Last week's episode involved Yahoo! and Google signing their
prenuptials. This allows Yahoo! to run ads supplied by Google alongside
Yahoo!'s search results and on some of its web properties in the United
States and Canada. The agreement is non-exclusive, giving Yahoo! the
ability to display paid search results from Google, other companies, and
Yahoo!'s own Panama system. The two companies also declared their
intentions to make their instant messaging systems' inter-operable', or
capable of communicating with one another.

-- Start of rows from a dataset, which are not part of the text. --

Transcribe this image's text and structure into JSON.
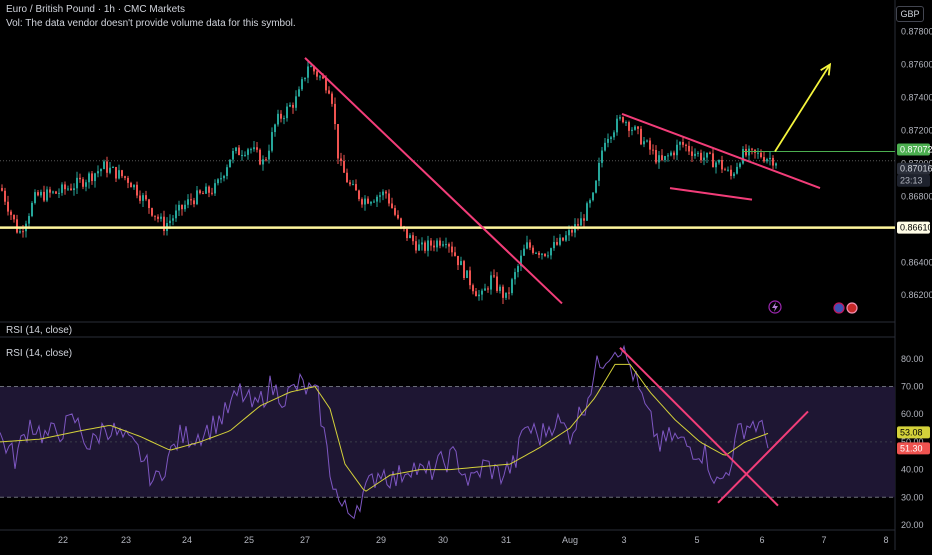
{
  "header": {
    "title": "Euro / British Pound · 1h · CMC Markets",
    "volume_note": "Vol: The data vendor doesn't provide volume data for this symbol.",
    "currency": "GBP"
  },
  "rsi_labels": {
    "pane_label_1": "RSI (14, close)",
    "pane_label_2": "RSI (14, close)"
  },
  "price_axis": {
    "ticks": [
      "0.87800",
      "0.87600",
      "0.87400",
      "0.87200",
      "0.87000",
      "0.86800",
      "0.86400",
      "0.86200"
    ],
    "last_price": "0.87072",
    "current_price": "0.87016",
    "countdown": "23:13",
    "level": "0.86610"
  },
  "rsi_axis": {
    "ticks": [
      "80.00",
      "70.00",
      "60.00",
      "50.00",
      "40.00",
      "30.00",
      "20.00"
    ],
    "rsi_value": "51.30",
    "ma_value": "53.08"
  },
  "time_axis": {
    "ticks": [
      "22",
      "23",
      "24",
      "25",
      "27",
      "29",
      "30",
      "31",
      "Aug",
      "3",
      "5",
      "6",
      "7",
      "8"
    ]
  },
  "colors": {
    "up": "#26a69a",
    "down": "#ef5350",
    "trendline": "#f23d79",
    "support": "#fff59d",
    "arrow": "#f5f53d",
    "resistance_green": "#4caf50",
    "rsi_line": "#7e57c2",
    "rsi_ma": "#d4d13a",
    "rsi_band": "#1e1633"
  },
  "chart_data": [
    {
      "type": "candlestick",
      "title": "Euro / British Pound · 1h · CMC Markets",
      "ylim": [
        0.8608,
        0.879
      ],
      "anchors": [
        [
          0,
          0.8685
        ],
        [
          18,
          0.8657
        ],
        [
          35,
          0.868
        ],
        [
          55,
          0.8682
        ],
        [
          78,
          0.8688
        ],
        [
          103,
          0.8698
        ],
        [
          128,
          0.869
        ],
        [
          163,
          0.8662
        ],
        [
          190,
          0.8678
        ],
        [
          215,
          0.8685
        ],
        [
          230,
          0.8705
        ],
        [
          248,
          0.871
        ],
        [
          263,
          0.87
        ],
        [
          275,
          0.8725
        ],
        [
          297,
          0.874
        ],
        [
          307,
          0.876
        ],
        [
          330,
          0.8745
        ],
        [
          338,
          0.87
        ],
        [
          350,
          0.8685
        ],
        [
          362,
          0.8678
        ],
        [
          385,
          0.8682
        ],
        [
          400,
          0.866
        ],
        [
          420,
          0.8648
        ],
        [
          445,
          0.8655
        ],
        [
          465,
          0.8632
        ],
        [
          480,
          0.8618
        ],
        [
          490,
          0.863
        ],
        [
          505,
          0.8618
        ],
        [
          525,
          0.865
        ],
        [
          543,
          0.8646
        ],
        [
          560,
          0.8652
        ],
        [
          580,
          0.8665
        ],
        [
          593,
          0.868
        ],
        [
          603,
          0.8715
        ],
        [
          622,
          0.8728
        ],
        [
          640,
          0.8715
        ],
        [
          660,
          0.87
        ],
        [
          680,
          0.8712
        ],
        [
          698,
          0.8705
        ],
        [
          718,
          0.87
        ],
        [
          730,
          0.8692
        ],
        [
          740,
          0.8705
        ],
        [
          760,
          0.8705
        ],
        [
          775,
          0.8702
        ]
      ],
      "horizontal_levels": [
        0.8661,
        0.87072
      ],
      "trendlines": [
        {
          "from": [
            305,
            0.8764
          ],
          "to": [
            562,
            0.8615
          ]
        },
        {
          "from": [
            622,
            0.873
          ],
          "to": [
            820,
            0.8685
          ]
        },
        {
          "from": [
            670,
            0.8685
          ],
          "to": [
            752,
            0.8678
          ]
        }
      ],
      "forecast_arrow": {
        "from": [
          775,
          0.87072
        ],
        "to": [
          830,
          0.876
        ]
      }
    },
    {
      "type": "line",
      "title": "RSI (14, close)",
      "ylim": [
        20,
        85
      ],
      "bands": [
        30,
        70
      ],
      "rsi_anchors": [
        [
          0,
          52
        ],
        [
          15,
          44
        ],
        [
          30,
          57
        ],
        [
          45,
          52
        ],
        [
          60,
          54
        ],
        [
          75,
          58
        ],
        [
          90,
          48
        ],
        [
          105,
          56
        ],
        [
          120,
          52
        ],
        [
          140,
          46
        ],
        [
          155,
          35
        ],
        [
          165,
          42
        ],
        [
          180,
          52
        ],
        [
          195,
          52
        ],
        [
          210,
          55
        ],
        [
          225,
          60
        ],
        [
          240,
          68
        ],
        [
          255,
          62
        ],
        [
          270,
          70
        ],
        [
          285,
          66
        ],
        [
          300,
          71
        ],
        [
          318,
          66
        ],
        [
          330,
          40
        ],
        [
          340,
          27
        ],
        [
          350,
          24
        ],
        [
          365,
          32
        ],
        [
          380,
          40
        ],
        [
          395,
          36
        ],
        [
          410,
          42
        ],
        [
          425,
          38
        ],
        [
          440,
          42
        ],
        [
          455,
          45
        ],
        [
          470,
          35
        ],
        [
          485,
          42
        ],
        [
          500,
          38
        ],
        [
          515,
          42
        ],
        [
          525,
          56
        ],
        [
          540,
          52
        ],
        [
          555,
          58
        ],
        [
          570,
          53
        ],
        [
          585,
          64
        ],
        [
          598,
          78
        ],
        [
          610,
          83
        ],
        [
          620,
          85
        ],
        [
          632,
          76
        ],
        [
          645,
          62
        ],
        [
          660,
          49
        ],
        [
          672,
          52
        ],
        [
          690,
          48
        ],
        [
          705,
          46
        ],
        [
          718,
          34
        ],
        [
          728,
          40
        ],
        [
          740,
          55
        ],
        [
          755,
          57
        ],
        [
          768,
          51.3
        ]
      ],
      "ma_anchors": [
        [
          0,
          50
        ],
        [
          40,
          51
        ],
        [
          80,
          54
        ],
        [
          110,
          56
        ],
        [
          140,
          52
        ],
        [
          170,
          47
        ],
        [
          200,
          50
        ],
        [
          230,
          54
        ],
        [
          260,
          63
        ],
        [
          290,
          68
        ],
        [
          315,
          70
        ],
        [
          330,
          62
        ],
        [
          345,
          42
        ],
        [
          365,
          32
        ],
        [
          390,
          38
        ],
        [
          420,
          40
        ],
        [
          450,
          40
        ],
        [
          480,
          41
        ],
        [
          510,
          42
        ],
        [
          540,
          48
        ],
        [
          570,
          55
        ],
        [
          595,
          66
        ],
        [
          615,
          78
        ],
        [
          630,
          78
        ],
        [
          650,
          68
        ],
        [
          675,
          58
        ],
        [
          700,
          50
        ],
        [
          725,
          45
        ],
        [
          745,
          50
        ],
        [
          768,
          53.08
        ]
      ],
      "trendlines": [
        {
          "from": [
            620,
            84
          ],
          "to": [
            778,
            27
          ]
        },
        {
          "from": [
            718,
            28
          ],
          "to": [
            808,
            61
          ]
        }
      ]
    }
  ]
}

Google went to some pains to emphasise the non-exclusive
nature of the arrangement. 'We are proud of the advertising technologies
we have built,' its blog declared, 'which show users a relevant ad
whether they are searching for a specific item or browsing the internet.
This arrangement extends those benefits to Yahoo! and its many users,
advertisers and publisher partners. We currently provide similar
services to sites like AOL and Ask.com, as well as many other partners.'

This verbiage about non-exclusivity is clearly aimed at
anti-trust regulators in Washington, who may now take a much closer
interest in Google. Thus the two partners went to great lengths to point
out that the arrangement was not a merger; that Yahoo! would continue to
operate a search engine; that Yahoo! was free to enter into
relationships with others; that the deal would neither increase Google's
share of web searches nor allow it to raise search prices for advertisers.

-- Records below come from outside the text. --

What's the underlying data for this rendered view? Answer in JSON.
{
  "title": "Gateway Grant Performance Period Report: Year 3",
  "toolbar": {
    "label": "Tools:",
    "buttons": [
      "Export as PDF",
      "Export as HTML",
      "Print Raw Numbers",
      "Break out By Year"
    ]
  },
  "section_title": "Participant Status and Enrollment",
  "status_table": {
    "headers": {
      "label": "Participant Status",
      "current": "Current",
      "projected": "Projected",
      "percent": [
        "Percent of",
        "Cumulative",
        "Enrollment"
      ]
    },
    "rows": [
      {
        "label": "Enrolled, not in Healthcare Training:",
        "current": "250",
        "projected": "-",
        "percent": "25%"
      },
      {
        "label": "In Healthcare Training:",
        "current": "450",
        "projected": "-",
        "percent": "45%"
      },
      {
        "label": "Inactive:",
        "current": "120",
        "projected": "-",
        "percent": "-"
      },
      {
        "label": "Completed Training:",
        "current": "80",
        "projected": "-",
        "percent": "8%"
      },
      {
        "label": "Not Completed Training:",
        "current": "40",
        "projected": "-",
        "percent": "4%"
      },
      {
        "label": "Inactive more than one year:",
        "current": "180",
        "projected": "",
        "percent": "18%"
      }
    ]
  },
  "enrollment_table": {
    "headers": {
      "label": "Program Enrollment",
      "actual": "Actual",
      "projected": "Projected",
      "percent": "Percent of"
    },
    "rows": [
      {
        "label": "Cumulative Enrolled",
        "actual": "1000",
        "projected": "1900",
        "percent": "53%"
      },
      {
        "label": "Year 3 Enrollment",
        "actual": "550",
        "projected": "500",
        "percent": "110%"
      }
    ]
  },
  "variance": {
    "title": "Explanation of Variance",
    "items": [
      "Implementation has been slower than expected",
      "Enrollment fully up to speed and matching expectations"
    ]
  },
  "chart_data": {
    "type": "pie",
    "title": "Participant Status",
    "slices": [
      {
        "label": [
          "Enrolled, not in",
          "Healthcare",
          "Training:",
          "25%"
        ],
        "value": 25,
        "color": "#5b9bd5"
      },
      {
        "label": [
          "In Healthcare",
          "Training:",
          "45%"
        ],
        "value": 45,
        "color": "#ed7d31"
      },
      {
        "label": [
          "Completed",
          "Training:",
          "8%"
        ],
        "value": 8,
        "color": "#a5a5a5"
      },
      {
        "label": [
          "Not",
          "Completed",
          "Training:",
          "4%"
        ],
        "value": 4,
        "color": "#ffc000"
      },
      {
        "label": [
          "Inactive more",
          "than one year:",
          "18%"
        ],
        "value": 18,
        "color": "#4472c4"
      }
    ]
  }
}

But this is really a smokescreen. The fact is that Yahoo! has
played groupie to Google's Mick Jagger. The extent of its desperation
was revealed in its SEC filing, which revealed that the deal included an
$83m escape clause for Google. It has a guarantee of placing at least
$83m worth of ads through Yahoo on a rolling four-month basis, or it can
walk away. As one commentator put it, 'that's a pretty tiny threshold,
considering that Yahoo's quarterly US revenues are $1.3bn. The amount
comes to about 1 per cent of Yahoo's total projected revenues for 2008.'

The SEC filing also contains this mysterious clause: 'If the
services agreement is terminated by either party within 24 months of the
effective date as a result of a change in control of Yahoo! (other than
a change in control triggered only by Microsoft), Yahoo! is required to
pay to Google the sum of $250,000,000.'

What does it all mean? The most plausible conclusion is that
Yahoo! has basically handed the search-based advertising business to
Google. Or, as TechCrunch's Michael Arrington put it: 'Yahoo!'s hatred
of Microsoft runs so deep that they were actually, in the end, willing
to destroy the future of their company just to keep it independent for a
short while longer. They've ignored the wishes of their shareholders,
employees and many now former key employees in killing that deal.'

The deal is dismal news for Microsoft, whose bid for Yahoo!
triggered this chain of events and whose chances of taking on Google in
search-based advertising are now dimmer than ever. There was no
guarantee that a Microsoft-owned Yahoo! would have become a serious
competitor for Google, but at least it would have stood a fighting
chance. Now Microsoft's best bet is to make a case to the Feds about the
dangers of a Google monopoly. Who said irony was dead?